Я был занят хирургической операцией над престарелым майором стрелкового полка, которого лечил от скрофулы культи — ногу он потерял в египетской кампании, — когда внезапно услыхал призрачный и, как сказано, совершенно неожиданный голос Холмса.
— Простите за столь странный способ вторжения в ваш медицинский кабинет, Уотсон, но мне немедленно требуется ваша помощь.
Я поднял голову, оглянулся, осмотрел комнату: нигде ни следа моего давешнего соседа и товарища. Я уставился на пузырек с настойкой опия, который в этот момент протягивал своему пациенту.

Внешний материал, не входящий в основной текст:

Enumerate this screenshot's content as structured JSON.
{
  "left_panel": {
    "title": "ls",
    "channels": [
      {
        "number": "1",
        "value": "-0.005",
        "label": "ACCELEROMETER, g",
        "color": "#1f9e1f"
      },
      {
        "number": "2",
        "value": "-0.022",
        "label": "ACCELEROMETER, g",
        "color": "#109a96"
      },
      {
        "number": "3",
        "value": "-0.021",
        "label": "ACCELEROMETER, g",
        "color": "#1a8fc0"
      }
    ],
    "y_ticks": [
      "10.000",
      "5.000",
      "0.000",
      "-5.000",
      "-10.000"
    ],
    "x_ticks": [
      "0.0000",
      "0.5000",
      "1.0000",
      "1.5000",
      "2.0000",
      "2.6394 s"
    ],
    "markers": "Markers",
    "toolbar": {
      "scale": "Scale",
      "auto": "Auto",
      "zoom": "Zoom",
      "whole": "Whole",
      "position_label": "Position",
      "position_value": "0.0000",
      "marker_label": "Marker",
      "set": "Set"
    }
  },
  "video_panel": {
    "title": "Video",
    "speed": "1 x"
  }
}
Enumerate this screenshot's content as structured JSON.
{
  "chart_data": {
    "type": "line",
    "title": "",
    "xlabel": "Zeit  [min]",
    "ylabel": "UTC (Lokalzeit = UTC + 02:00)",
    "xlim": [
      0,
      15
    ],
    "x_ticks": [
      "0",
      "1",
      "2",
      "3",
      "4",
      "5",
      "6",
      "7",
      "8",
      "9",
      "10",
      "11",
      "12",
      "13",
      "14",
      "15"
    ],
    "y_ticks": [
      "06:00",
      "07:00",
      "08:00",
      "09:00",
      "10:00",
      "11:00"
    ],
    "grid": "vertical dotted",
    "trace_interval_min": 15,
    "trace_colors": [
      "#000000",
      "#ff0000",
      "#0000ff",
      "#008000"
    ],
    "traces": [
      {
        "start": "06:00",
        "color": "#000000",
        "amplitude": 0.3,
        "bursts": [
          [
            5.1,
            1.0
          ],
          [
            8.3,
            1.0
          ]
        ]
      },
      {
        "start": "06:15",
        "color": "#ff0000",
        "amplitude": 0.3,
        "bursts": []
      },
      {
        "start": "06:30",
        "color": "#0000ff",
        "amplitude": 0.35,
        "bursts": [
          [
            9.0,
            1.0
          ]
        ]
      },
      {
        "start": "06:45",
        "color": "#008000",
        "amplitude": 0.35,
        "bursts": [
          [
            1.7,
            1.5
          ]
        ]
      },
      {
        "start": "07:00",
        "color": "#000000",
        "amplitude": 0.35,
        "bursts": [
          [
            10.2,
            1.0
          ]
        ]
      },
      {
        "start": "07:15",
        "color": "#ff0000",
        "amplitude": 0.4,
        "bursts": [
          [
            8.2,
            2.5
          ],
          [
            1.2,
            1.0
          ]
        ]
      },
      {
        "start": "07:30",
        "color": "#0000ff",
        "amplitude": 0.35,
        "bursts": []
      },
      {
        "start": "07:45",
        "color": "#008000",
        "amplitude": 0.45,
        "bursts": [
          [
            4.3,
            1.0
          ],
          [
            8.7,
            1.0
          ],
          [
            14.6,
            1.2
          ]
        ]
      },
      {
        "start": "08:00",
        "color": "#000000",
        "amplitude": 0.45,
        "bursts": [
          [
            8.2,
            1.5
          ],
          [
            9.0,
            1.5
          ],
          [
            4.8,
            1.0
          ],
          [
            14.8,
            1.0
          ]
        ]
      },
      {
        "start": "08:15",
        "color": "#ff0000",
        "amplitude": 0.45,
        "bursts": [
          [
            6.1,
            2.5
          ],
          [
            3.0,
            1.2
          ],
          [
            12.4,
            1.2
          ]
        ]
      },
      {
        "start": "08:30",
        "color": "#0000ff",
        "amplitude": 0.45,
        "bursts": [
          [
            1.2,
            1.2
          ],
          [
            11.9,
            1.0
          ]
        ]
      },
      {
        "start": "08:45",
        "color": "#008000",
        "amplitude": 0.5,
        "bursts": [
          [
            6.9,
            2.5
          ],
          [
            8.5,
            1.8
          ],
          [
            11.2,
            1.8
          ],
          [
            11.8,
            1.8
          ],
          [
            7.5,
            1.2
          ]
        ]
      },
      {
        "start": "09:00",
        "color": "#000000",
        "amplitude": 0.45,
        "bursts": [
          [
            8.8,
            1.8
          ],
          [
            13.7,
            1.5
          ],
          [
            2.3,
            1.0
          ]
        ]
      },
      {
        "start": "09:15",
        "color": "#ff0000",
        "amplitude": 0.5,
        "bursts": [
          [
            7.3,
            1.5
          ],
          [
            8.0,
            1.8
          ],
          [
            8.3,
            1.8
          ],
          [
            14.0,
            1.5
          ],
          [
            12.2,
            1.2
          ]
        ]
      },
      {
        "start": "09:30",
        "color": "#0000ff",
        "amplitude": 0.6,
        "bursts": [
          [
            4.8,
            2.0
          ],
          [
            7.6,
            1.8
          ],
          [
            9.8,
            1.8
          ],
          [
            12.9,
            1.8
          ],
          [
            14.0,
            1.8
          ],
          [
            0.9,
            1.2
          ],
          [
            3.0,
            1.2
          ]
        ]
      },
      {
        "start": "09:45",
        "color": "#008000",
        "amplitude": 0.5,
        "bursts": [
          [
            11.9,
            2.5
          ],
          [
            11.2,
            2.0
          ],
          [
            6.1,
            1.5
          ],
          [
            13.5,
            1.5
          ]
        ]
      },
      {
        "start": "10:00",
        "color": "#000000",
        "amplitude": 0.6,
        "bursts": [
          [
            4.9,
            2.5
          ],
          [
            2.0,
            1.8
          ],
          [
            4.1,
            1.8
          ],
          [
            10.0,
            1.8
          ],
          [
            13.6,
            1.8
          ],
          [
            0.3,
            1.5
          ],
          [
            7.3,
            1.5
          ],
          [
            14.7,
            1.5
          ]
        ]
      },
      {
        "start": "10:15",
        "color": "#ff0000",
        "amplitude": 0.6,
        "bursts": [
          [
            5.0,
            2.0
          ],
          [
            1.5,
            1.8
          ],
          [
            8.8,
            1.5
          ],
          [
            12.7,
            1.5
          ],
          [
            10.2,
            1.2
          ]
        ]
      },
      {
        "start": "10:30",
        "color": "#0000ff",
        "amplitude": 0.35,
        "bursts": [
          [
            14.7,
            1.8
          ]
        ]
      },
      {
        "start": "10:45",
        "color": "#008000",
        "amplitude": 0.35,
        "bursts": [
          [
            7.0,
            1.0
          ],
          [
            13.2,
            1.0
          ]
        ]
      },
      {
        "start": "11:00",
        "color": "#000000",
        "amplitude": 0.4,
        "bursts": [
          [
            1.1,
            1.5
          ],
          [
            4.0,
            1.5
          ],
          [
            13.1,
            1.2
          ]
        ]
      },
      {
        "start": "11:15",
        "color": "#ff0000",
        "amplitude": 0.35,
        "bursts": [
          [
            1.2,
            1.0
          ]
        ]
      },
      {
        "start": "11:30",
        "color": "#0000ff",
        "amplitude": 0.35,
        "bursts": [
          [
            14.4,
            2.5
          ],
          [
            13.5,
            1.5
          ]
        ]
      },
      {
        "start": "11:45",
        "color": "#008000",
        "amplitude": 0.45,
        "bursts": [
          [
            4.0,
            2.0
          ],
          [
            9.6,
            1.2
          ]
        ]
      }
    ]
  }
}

— У майора были сегодня другие дела, Уотсон, — сказал майор. — Я позволил себе занять его место. Разгуливать по улицам в обычном виде для меня нынче опасно.
— Однако… нога, Холмс, — запинаясь, пробормотал я. — Как вам удалось подделать ногу?
— Ах, Уотсон, — бесконечно довольным и тщеславным тоном произнес Холмс, — признайтесь, вы полагали, что у меня с самого начала имелись две ноги.
— Однако, Холмс! — запротестовал я. — Я прекрасно видел, как вы бегали и даже прыгали!
— Неужели, Уотсон? Вы уверены?
— Вы заняты сейчас каким-то расследованием?
— Да, и расследование это связано с делом более диким и жестоким, чем когда-либо мне попадалось. Случаи, когда один человек отнимает у другого жизнь из криминальных побуждений, в порядке вещей, Уотсон; но очень редко случается так, что после жертву съедают.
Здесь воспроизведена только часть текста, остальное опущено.